TERROIR & REBSORTEN
  • 25. APRIL 2014
  • 2 min
  • 79 Aufrufe

Gamba di Pernice, eine vom Aussterben bedrohte Rebsorte

In der Provinz Asti zwischen dem Monferrato und den Langhe, eingebettet zwischen Hügeln voller Weinberge, liegt die Gemeinde Calosso. Genau in diesem Gebiet des südlichen Piemonts, wo barbera und moscato die Hauptrolle spielen, wird eine autochthone Traube namens Gamba di Pernice angebaut...

Mirko Sciutto

von Mirko Sciutto
Sommelier & Verkoster

Gamba di Pernice, eine vom Aussterben bedrohte Rebsorte

In der Provinz Asti zwischen dem Monferrato und den Langhe, eingebettet zwischen Hügeln voller Weinberge, liegt die Gemeinde Calosso. Genau in diesem Gebiet des südlichen Piemonts, wo barbera und moscato die Hauptrolle spielen, wird eine autochthone Traube namens Gamba di Pernice angebaut.

Selten und unbekannt, hat der Gamba di Pernice die Reblaus überlebt und war viele Jahre lang vom Aussterben bedroht. Es handelt sich um eine Rotweinsorte, die auf eigener Wurzel gezogen wird und ihren Namen einer Besonderheit dieser Sorte verdankt: der Rotfärbung des Kamms vor dem Farbumschlag, der eine den Beinen des Rebhuhns ähnliche Farbe annimmt.

Derzeit umfassen die mit Gamba bepflanzten Flächen etwa zehn Hektar, und nur sehr wenige Erzeuger keltern sie sortenrein – allesamt ansässig in der Gemeinde Calosso. Diese haben die Eintragung in den Nationalen Sortenkatalog unter dem Namen Gamba rossa beantragt.


Die Eigenschaften dieser Trauben bewirken, dass der Wein ein nicht sehr intensives Rubinrot aufweist, mit einem charakteristischen würzigen Aroma, weich am Gaumen, mittlerem Körper und einem tendenziell leicht bitteren Abgang.

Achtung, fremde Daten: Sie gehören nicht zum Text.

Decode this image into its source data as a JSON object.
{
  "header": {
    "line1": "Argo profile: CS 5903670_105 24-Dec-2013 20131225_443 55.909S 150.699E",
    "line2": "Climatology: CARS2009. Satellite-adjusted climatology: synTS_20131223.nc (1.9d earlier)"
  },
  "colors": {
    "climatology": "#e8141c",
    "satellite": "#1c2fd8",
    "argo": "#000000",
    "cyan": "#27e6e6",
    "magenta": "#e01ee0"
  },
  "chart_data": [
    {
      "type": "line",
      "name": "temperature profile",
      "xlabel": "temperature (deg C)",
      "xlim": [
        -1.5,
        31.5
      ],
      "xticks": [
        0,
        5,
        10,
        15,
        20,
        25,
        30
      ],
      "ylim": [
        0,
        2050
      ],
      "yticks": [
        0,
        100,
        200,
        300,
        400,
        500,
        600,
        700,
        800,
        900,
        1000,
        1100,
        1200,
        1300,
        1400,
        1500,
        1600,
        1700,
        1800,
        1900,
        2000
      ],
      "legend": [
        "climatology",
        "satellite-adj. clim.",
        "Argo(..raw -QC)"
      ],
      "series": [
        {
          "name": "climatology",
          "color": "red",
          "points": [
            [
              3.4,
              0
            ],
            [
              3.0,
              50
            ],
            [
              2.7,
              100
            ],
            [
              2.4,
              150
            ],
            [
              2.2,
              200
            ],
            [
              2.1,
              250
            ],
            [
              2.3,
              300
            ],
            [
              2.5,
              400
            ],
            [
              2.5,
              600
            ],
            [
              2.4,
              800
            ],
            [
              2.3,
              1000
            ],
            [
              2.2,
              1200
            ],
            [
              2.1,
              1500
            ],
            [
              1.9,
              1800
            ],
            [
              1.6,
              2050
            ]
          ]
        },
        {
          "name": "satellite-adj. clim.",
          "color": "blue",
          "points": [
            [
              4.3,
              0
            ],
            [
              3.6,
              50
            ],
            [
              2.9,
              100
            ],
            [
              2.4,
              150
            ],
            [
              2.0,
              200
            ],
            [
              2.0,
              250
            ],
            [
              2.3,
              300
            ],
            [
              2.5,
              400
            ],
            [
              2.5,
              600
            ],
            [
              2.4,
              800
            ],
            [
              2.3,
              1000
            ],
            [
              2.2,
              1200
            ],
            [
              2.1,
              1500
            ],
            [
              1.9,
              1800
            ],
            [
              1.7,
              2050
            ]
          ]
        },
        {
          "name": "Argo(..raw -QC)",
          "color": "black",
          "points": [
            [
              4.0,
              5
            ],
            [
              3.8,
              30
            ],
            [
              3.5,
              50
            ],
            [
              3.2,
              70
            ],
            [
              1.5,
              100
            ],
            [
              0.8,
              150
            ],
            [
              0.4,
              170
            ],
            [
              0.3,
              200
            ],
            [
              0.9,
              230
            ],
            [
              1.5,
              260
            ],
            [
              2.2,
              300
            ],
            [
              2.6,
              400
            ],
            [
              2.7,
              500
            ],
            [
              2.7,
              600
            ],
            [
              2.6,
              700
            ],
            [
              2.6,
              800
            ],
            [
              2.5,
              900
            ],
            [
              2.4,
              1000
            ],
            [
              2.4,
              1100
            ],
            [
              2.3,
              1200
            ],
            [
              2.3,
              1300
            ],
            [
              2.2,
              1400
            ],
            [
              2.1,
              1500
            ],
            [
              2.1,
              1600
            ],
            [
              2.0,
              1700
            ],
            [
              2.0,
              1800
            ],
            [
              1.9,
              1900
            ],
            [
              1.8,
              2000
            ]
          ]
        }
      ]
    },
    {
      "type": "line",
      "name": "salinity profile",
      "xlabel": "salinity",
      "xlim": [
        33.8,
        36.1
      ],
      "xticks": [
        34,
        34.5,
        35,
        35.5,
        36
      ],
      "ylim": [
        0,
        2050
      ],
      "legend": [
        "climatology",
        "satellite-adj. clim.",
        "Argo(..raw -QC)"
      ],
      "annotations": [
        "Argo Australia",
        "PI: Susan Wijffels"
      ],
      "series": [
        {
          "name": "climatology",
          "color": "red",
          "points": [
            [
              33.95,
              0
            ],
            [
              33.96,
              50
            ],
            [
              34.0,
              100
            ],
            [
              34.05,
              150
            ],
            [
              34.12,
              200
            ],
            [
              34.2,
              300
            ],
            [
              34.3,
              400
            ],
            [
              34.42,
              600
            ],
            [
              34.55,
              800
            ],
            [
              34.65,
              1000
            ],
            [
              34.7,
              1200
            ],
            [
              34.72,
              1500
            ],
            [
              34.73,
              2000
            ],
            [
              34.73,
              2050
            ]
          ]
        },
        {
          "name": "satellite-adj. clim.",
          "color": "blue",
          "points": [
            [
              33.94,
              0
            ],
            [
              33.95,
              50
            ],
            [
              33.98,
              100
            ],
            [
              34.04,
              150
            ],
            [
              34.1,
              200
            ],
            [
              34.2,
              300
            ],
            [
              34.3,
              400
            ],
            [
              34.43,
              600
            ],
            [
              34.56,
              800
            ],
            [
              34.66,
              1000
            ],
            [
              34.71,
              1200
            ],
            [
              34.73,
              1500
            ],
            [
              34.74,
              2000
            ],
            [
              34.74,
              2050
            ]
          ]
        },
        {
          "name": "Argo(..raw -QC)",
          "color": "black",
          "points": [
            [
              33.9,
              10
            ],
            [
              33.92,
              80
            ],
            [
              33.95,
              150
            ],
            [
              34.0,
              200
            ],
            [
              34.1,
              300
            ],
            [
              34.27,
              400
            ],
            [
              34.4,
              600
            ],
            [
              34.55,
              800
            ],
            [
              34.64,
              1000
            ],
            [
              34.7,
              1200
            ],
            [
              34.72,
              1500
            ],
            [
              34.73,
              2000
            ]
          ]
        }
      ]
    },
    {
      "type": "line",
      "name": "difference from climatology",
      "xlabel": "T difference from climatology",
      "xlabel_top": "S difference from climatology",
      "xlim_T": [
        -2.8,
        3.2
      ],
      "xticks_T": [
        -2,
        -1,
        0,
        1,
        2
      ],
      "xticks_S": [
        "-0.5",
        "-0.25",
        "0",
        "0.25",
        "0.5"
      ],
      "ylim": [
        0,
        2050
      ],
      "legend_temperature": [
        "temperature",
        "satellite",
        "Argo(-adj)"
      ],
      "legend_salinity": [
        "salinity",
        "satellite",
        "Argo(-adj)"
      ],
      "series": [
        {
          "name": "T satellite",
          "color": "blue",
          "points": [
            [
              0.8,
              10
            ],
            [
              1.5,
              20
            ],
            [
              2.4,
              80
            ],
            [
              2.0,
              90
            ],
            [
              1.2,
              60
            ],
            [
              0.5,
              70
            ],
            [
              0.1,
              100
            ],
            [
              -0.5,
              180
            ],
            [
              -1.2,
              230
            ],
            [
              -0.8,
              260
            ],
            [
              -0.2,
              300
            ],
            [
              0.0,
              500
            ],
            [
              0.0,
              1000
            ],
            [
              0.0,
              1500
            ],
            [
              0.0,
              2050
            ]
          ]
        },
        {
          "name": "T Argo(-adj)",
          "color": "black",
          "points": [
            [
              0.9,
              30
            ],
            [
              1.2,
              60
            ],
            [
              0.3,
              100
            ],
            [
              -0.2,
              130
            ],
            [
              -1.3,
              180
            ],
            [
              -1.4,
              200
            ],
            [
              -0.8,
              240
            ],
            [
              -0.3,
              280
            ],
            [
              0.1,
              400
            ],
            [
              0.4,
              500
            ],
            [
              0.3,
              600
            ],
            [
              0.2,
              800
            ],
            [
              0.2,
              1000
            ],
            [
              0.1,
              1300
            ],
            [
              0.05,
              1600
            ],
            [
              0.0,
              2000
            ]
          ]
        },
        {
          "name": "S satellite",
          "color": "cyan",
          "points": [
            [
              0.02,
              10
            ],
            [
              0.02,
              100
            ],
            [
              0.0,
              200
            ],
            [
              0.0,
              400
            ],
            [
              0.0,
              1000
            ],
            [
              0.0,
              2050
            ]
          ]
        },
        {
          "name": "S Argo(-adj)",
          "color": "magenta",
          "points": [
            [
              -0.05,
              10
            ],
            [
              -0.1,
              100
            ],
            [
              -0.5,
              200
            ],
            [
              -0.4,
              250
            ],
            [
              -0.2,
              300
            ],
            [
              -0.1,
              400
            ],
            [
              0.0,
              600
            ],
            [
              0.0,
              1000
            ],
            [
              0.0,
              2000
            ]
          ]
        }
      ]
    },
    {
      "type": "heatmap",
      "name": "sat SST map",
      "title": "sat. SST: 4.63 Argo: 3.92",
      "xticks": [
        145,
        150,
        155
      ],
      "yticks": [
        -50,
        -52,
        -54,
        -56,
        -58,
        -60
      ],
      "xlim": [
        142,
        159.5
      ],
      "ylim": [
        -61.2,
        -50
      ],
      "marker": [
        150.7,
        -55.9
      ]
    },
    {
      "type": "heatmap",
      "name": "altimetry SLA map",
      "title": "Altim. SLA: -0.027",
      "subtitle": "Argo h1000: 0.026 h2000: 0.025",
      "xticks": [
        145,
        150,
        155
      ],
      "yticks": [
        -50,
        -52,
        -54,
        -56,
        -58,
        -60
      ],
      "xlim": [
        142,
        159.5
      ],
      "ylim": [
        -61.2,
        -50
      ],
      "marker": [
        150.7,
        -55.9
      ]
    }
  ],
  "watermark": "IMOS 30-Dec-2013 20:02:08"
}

Derzeit, in Erwartung des bald bevorstehenden ersten Jahrgangs des Calosso Doc, wird er sortenrein als Vino da Tavola vermarktet. Einige Erzeuger bringen eine Version auf den Markt, die sich kaum für die Lagerung eignet – und dann gibt es wiederum jene, die ihn mit genau der entgegengesetzten Absicht produzieren!

Angesichts seiner Seltenheit handelt es sich um eine Rebsorte, die geschützt und bewahrt werden muss. Zumindest auf rechtlicher Ebene wurde dies mit einem Produktionsreglement versucht, aus dem ich einen Auszug wiedergebe:


PRODUKTIONSVORSCHRIFTEN FÜR DIE WEINE MIT KONTROLLIERTER HERKUNFTSBEZEICHNUNG
"CALOSSO"


Artikel 1
Bezeichnung und Weine
1. Die kontrollierte Herkunftsbezeichnung "Calosso" ist den Weinen vorbehalten, die den Bedingungen und Anforderungen dieser Produktionsvorschriften entsprechen, für die folgenden Typen:
-"Calosso" (auch Riserva)
-"Calosso" Passarà.


Artikel 2
Ampelografische Grundlage
Die Weine mit kontrollierter Herkunftsbezeichnung "Calosso" müssen aus Trauben der Rebsorte Gamba Rossa N. (Synonym: Imperatrice dalla gamba rossa) zu 90% bis 100% gewonnen werden;
es können bis zu einem Höchstanteil von 10%, gemeinsam oder getrennt, Trauben anderer nicht aromatischer Rotweinrebsorten beigemischt werden, die für den Anbau in der Region Piemonte zugelassen sind.


Artikel 3
Produktionsgebiet der Trauben
1. Das Produktionsgebiet der Trauben für die Weine mit kontrollierter Herkunftsbezeichnung "Calosso" umfasst das gesamte Gemeindegebiet von: Calosso, Castagnole delle Lanze und Costigliole D'Asti.


Strenge Auflagen für einen wirklich wenig bekannten Wein – hoffen wir, ihn bald im Rampenlicht zu sehen!